Abstract

AbstractThe crisis in Sri Lanka, which is rooted in the politics of ethnicity and reached a new stage in May 2009 when the government forces militarily defeated the Tamil Tiger rebels, forms the backdrop to this article. Transformative spirituality in this context is demonstrated in the strong bond of friendship between the author, a Sri Lankan Sinhalese, and a colleague who is a Sri Lankan Tamil. The article draws upon four principles of transformative spirituality in the interreligious context articulated by Sri Lankan Jesuit priest Aloysius Pieris. First, it must take the context seriously, which, in the Sri Lankan context means its grinding poverty and its rich religious diversity, to which must now be added the devastating war that has just concluded.

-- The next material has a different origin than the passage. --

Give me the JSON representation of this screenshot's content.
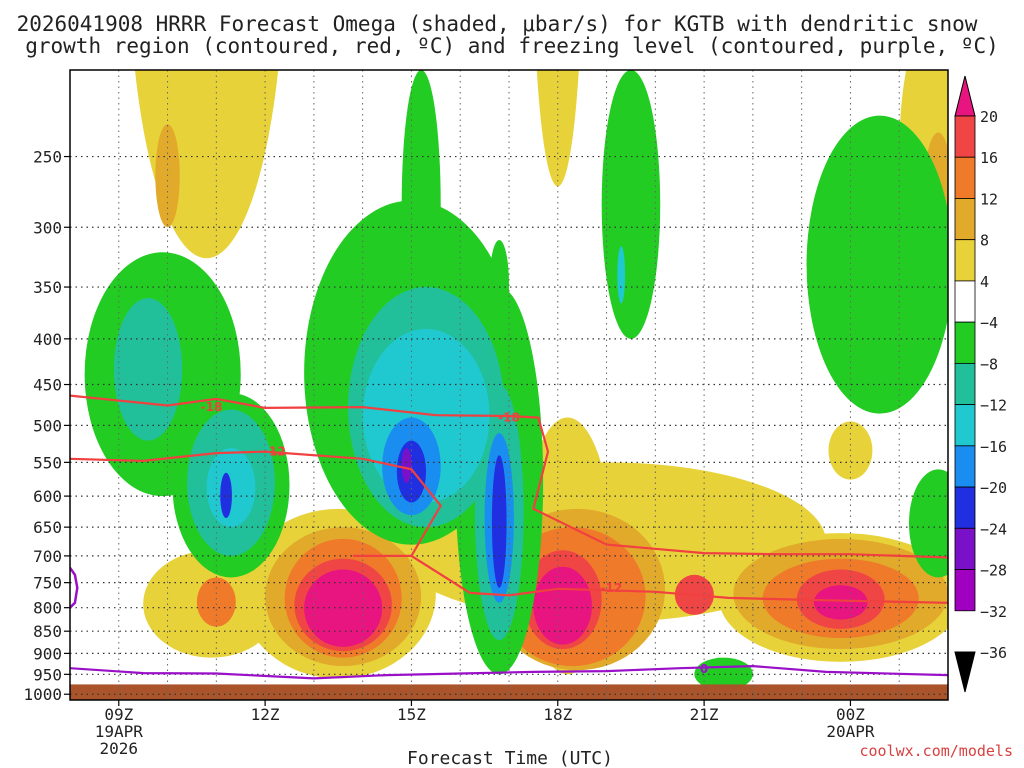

Second, robust interreligious dialogue requires that Christians look beyond typologies such as exclusivism, inclusivism and pluralism, and engage other religious traditions on their own terms. Third, unless religions engage with the other core‐to‐core, rather than engage the kernel of Christianity with the husk of Buddhism, there cannot be genuine transformative spirituality. Fourth, transformative spirituality is only possible when the core of Christianity meets the core of Buddhism in the praxis of liberation. Acknowledging that dialogue never engages only the participants' religious identity, but engages the other as a whole person with multiple identities, the article applies Pieris' interreligious dialogue principles to conflictual ethnic relations seeking to provide dialogue as a model for other types of reconciliation.